Our study has several limitations. As a pioneer course for the inaugural class, there was more liberty for innovative curricular design; however, we lacked a control group to compare and demonstrate the direct impact of this course design on student learning outcome. The course was offered in the second semester of the preclinical curriculum as the second system course. Although the CBL/SGD was to provide opportunities to apply integrative information, our students lacked both foundational and clinical knowledge and skill for application in their first year of medical school. It was also too early to assess the application of the integrative knowledge in students’ clinical performance.

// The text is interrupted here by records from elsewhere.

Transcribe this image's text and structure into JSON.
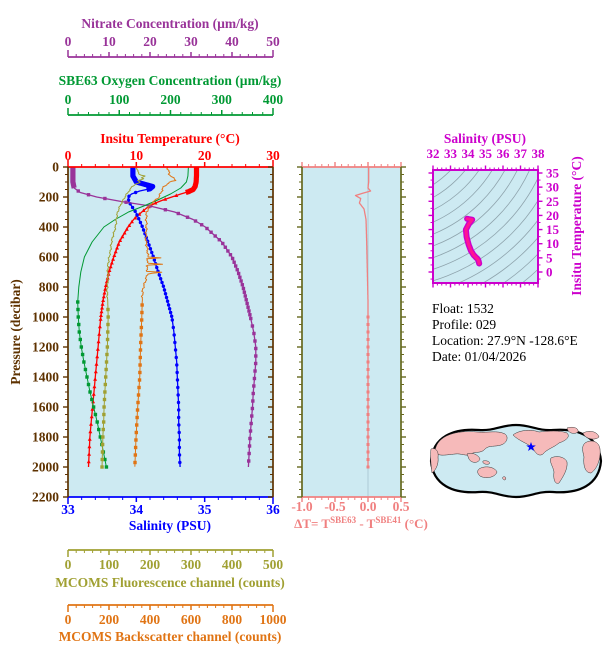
{
  "colors": {
    "background": "#ffffff",
    "plot_bg": "#cdeaf2",
    "nitrate": "#993399",
    "oxygen": "#009933",
    "temperature": "#ff0000",
    "salinity": "#0000ff",
    "pressure": "#5e3200",
    "fluorescence": "#a0a032",
    "backscatter": "#e07414",
    "delta_t": "#f08080",
    "mid_frame_sides": "#66691e",
    "zero_ref_line": "#aac8d4",
    "ts_axis": "#cc00cc",
    "ts_curve_core": "#ff1493",
    "ts_curve_edge": "#cc00cc",
    "ts_contour": "#8fa4ad",
    "land": "#f6baba",
    "ocean": "#cdeaf2",
    "map_outline": "#000000",
    "star": "#0000ff",
    "info_text": "#000000"
  },
  "axes": {
    "nitrate": {
      "title": "Nitrate Concentration (µm/kg)",
      "tick_labels": [
        "0",
        "10",
        "20",
        "30",
        "40",
        "50"
      ],
      "min": 0,
      "max": 50
    },
    "oxygen": {
      "title": "SBE63 Oxygen Concentration (µm/kg)",
      "tick_labels": [
        "0",
        "100",
        "200",
        "300",
        "400"
      ],
      "min": 0,
      "max": 400
    },
    "temperature": {
      "title": "Insitu Temperature (°C)",
      "tick_labels": [
        "0",
        "10",
        "20",
        "30"
      ],
      "min": 0,
      "max": 30
    },
    "salinity": {
      "title": "Salinity (PSU)",
      "tick_labels": [
        "33",
        "34",
        "35",
        "36"
      ],
      "min": 33,
      "max": 36
    },
    "pressure": {
      "title": "Pressure (decibar)",
      "tick_labels": [
        "0",
        "200",
        "400",
        "600",
        "800",
        "1000",
        "1200",
        "1400",
        "1600",
        "1800",
        "2000",
        "2200"
      ],
      "min": 0,
      "max": 2200
    },
    "fluorescence": {
      "title": "MCOMS Fluorescence channel (counts)",
      "tick_labels": [
        "0",
        "100",
        "200",
        "300",
        "400",
        "500"
      ],
      "min": 0,
      "max": 500
    },
    "backscatter": {
      "title": "MCOMS Backscatter channel (counts)",
      "tick_labels": [
        "0",
        "200",
        "400",
        "600",
        "800",
        "1000"
      ],
      "min": 0,
      "max": 1000
    },
    "delta_t": {
      "title_prefix": "ΔT= T",
      "title_sup1": "SBE63",
      "title_mid": " - T",
      "title_sup2": "SBE41",
      "title_suffix": " (°C)",
      "tick_labels": [
        "-1.0",
        "-0.5",
        "0.0",
        "0.5"
      ],
      "min": -1.0,
      "max": 0.5
    },
    "ts_salinity": {
      "title": "Salinity (PSU)",
      "tick_labels": [
        "32",
        "33",
        "34",
        "35",
        "36",
        "37",
        "38"
      ],
      "min": 32,
      "max": 38
    },
    "ts_temperature": {
      "title": "Insitu Temperature (°C)",
      "tick_labels": [
        "0",
        "5",
        "10",
        "15",
        "20",
        "25",
        "30",
        "35"
      ],
      "min": 0,
      "max": 35
    }
  },
  "float_info": {
    "line1": "Float:  1532",
    "line2": "Profile:  029",
    "line3": "Location:  27.9°N  -128.6°E",
    "line4": "Date:  01/04/2026"
  },
  "map": {
    "marker": "star",
    "marker_note": "float position 27.9N -128.6E"
  },
  "chart_data": [
    {
      "type": "line",
      "title": "Float 1532 profile 029 — properties vs pressure",
      "ylabel": "Pressure (decibar)",
      "ylim": [
        0,
        2200
      ],
      "series": [
        {
          "name": "Insitu Temperature",
          "axis": "temperature",
          "marker": "triangle",
          "pressure": [
            0,
            60,
            100,
            130,
            150,
            165,
            180,
            200,
            220,
            240,
            270,
            300,
            350,
            400,
            500,
            600,
            700,
            800,
            900,
            1000,
            1100,
            1200,
            1300,
            1400,
            1500,
            1600,
            1700,
            1800,
            1900,
            2000
          ],
          "values": [
            18.8,
            18.8,
            18.75,
            18.6,
            18.3,
            17.6,
            16.5,
            15.2,
            13.9,
            12.8,
            11.6,
            10.8,
            9.6,
            8.8,
            7.5,
            6.7,
            6.0,
            5.5,
            5.1,
            4.8,
            4.6,
            4.4,
            4.2,
            4.0,
            3.8,
            3.6,
            3.4,
            3.2,
            3.1,
            3.0
          ]
        },
        {
          "name": "Salinity",
          "axis": "salinity",
          "marker": "circle",
          "pressure": [
            0,
            60,
            100,
            115,
            130,
            145,
            160,
            180,
            200,
            230,
            260,
            300,
            350,
            400,
            500,
            600,
            700,
            800,
            900,
            1000,
            1100,
            1200,
            1300,
            1400,
            1500,
            1600,
            1700,
            1800,
            1900,
            2000
          ],
          "values": [
            33.95,
            33.95,
            34.0,
            34.12,
            34.24,
            34.2,
            34.05,
            33.93,
            33.88,
            33.89,
            33.93,
            33.99,
            34.04,
            34.09,
            34.17,
            34.25,
            34.32,
            34.4,
            34.46,
            34.52,
            34.55,
            34.57,
            34.59,
            34.6,
            34.61,
            34.62,
            34.62,
            34.63,
            34.63,
            34.64
          ]
        },
        {
          "name": "Nitrate",
          "axis": "nitrate",
          "marker": "square",
          "pressure": [
            0,
            60,
            100,
            140,
            170,
            200,
            230,
            260,
            300,
            350,
            400,
            500,
            600,
            700,
            800,
            900,
            1000,
            1100,
            1200,
            1300,
            1400,
            1500,
            1600,
            1700,
            1800,
            1900,
            2000
          ],
          "values": [
            1.2,
            1.2,
            1.2,
            1.5,
            3.0,
            7.0,
            13.0,
            20.0,
            26.0,
            30.5,
            33.5,
            37.5,
            40.0,
            41.5,
            42.7,
            43.6,
            44.5,
            45.3,
            45.8,
            45.8,
            45.5,
            45.2,
            45.0,
            44.7,
            44.4,
            44.2,
            44.0
          ]
        },
        {
          "name": "SBE63 Oxygen",
          "axis": "oxygen",
          "marker": "square",
          "pressure": [
            0,
            60,
            100,
            140,
            180,
            220,
            260,
            300,
            350,
            400,
            500,
            600,
            700,
            800,
            900,
            1000,
            1100,
            1200,
            1300,
            1400,
            1500,
            1600,
            1700,
            1800,
            1900,
            2000
          ],
          "values": [
            235,
            234,
            231,
            220,
            200,
            175,
            148,
            118,
            92,
            70,
            47,
            32,
            25,
            21,
            19,
            20,
            22,
            26,
            31,
            37,
            43,
            50,
            57,
            63,
            69,
            75
          ]
        },
        {
          "name": "MCOMS Fluorescence",
          "axis": "fluorescence",
          "marker": "square",
          "pressure": [
            0,
            40,
            55,
            62,
            70,
            80,
            90,
            100,
            115,
            130,
            160,
            200,
            250,
            300,
            350,
            400,
            500,
            600,
            700,
            800,
            900,
            1000,
            1100,
            1200,
            1300,
            1400,
            1500,
            1600,
            1700,
            1800,
            1900,
            2000
          ],
          "values": [
            168,
            170,
            178,
            192,
            174,
            186,
            170,
            179,
            164,
            158,
            149,
            138,
            128,
            122,
            118,
            115,
            107,
            100,
            97,
            96,
            97,
            98,
            97,
            96,
            94,
            92,
            90,
            88,
            87,
            85,
            84,
            83
          ]
        },
        {
          "name": "MCOMS Backscatter",
          "axis": "backscatter",
          "marker": "square",
          "pressure": [
            0,
            50,
            90,
            100,
            130,
            160,
            200,
            250,
            300,
            350,
            400,
            500,
            600,
            606,
            612,
            641,
            648,
            655,
            697,
            703,
            710,
            800,
            900,
            1000,
            1100,
            1200,
            1300,
            1400,
            1500,
            1600,
            1700,
            1800,
            1900,
            2000
          ],
          "values": [
            485,
            492,
            526,
            498,
            470,
            458,
            442,
            400,
            386,
            382,
            380,
            383,
            388,
            458,
            386,
            386,
            464,
            386,
            388,
            470,
            386,
            368,
            362,
            360,
            357,
            354,
            352,
            350,
            345,
            340,
            336,
            332,
            329,
            326
          ]
        }
      ]
    },
    {
      "type": "line",
      "title": "Temperature difference SBE63 - SBE41 vs pressure",
      "xlabel": "ΔT (°C)",
      "xlim": [
        -1.0,
        0.5
      ],
      "pressure": [
        0,
        100,
        140,
        160,
        175,
        190,
        210,
        240,
        280,
        350,
        500,
        700,
        900,
        1000,
        1100,
        1200,
        1300,
        1400,
        1500,
        1600,
        1700,
        1800,
        1900,
        2000
      ],
      "values": [
        0.01,
        0.01,
        0.0,
        0.04,
        -0.08,
        -0.19,
        -0.11,
        -0.13,
        -0.06,
        -0.03,
        -0.02,
        -0.01,
        0.0,
        0.0,
        0.0,
        0.0,
        0.0,
        0.0,
        0.0,
        0.0,
        0.0,
        0.0,
        0.0,
        0.0
      ]
    },
    {
      "type": "line",
      "title": "T-S diagram",
      "xlabel": "Salinity (PSU)",
      "ylabel": "Insitu Temperature (°C)",
      "xlim": [
        32,
        38
      ],
      "ylim": [
        0,
        35
      ],
      "salinity": [
        33.95,
        33.95,
        34.02,
        34.24,
        34.05,
        33.88,
        33.92,
        33.99,
        34.04,
        34.09,
        34.17,
        34.25,
        34.32,
        34.4,
        34.46,
        34.52,
        34.57,
        34.6,
        34.62,
        34.63,
        34.64
      ],
      "temperature": [
        18.8,
        18.8,
        18.7,
        18.5,
        17.0,
        15.0,
        12.4,
        10.8,
        9.6,
        8.8,
        7.5,
        6.7,
        6.0,
        5.5,
        5.1,
        4.8,
        4.4,
        4.0,
        3.6,
        3.2,
        3.0
      ]
    }
  ]
}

Despite of these limitations, our model suggests that it is feasible to develop and implement novel integrative curriculum designs, with careful thought and consideration. Our future direction includes reconstructing the curriculum so that immunology is paired with a more appropriate course, such as microbiology, and that HEENT is integrated throughout the students’ clinical skills course and their other organ system courses.

Conclusions

Our course model provides insights into the development process of an integrative course in healthcare professional programs. Through this experience, we gained a deeper understanding of how students perceived the integration of the two targeted subjects using active learning format and learned the importance of using multiple and mixed methods to evaluate the curriculum design which can support course improvement.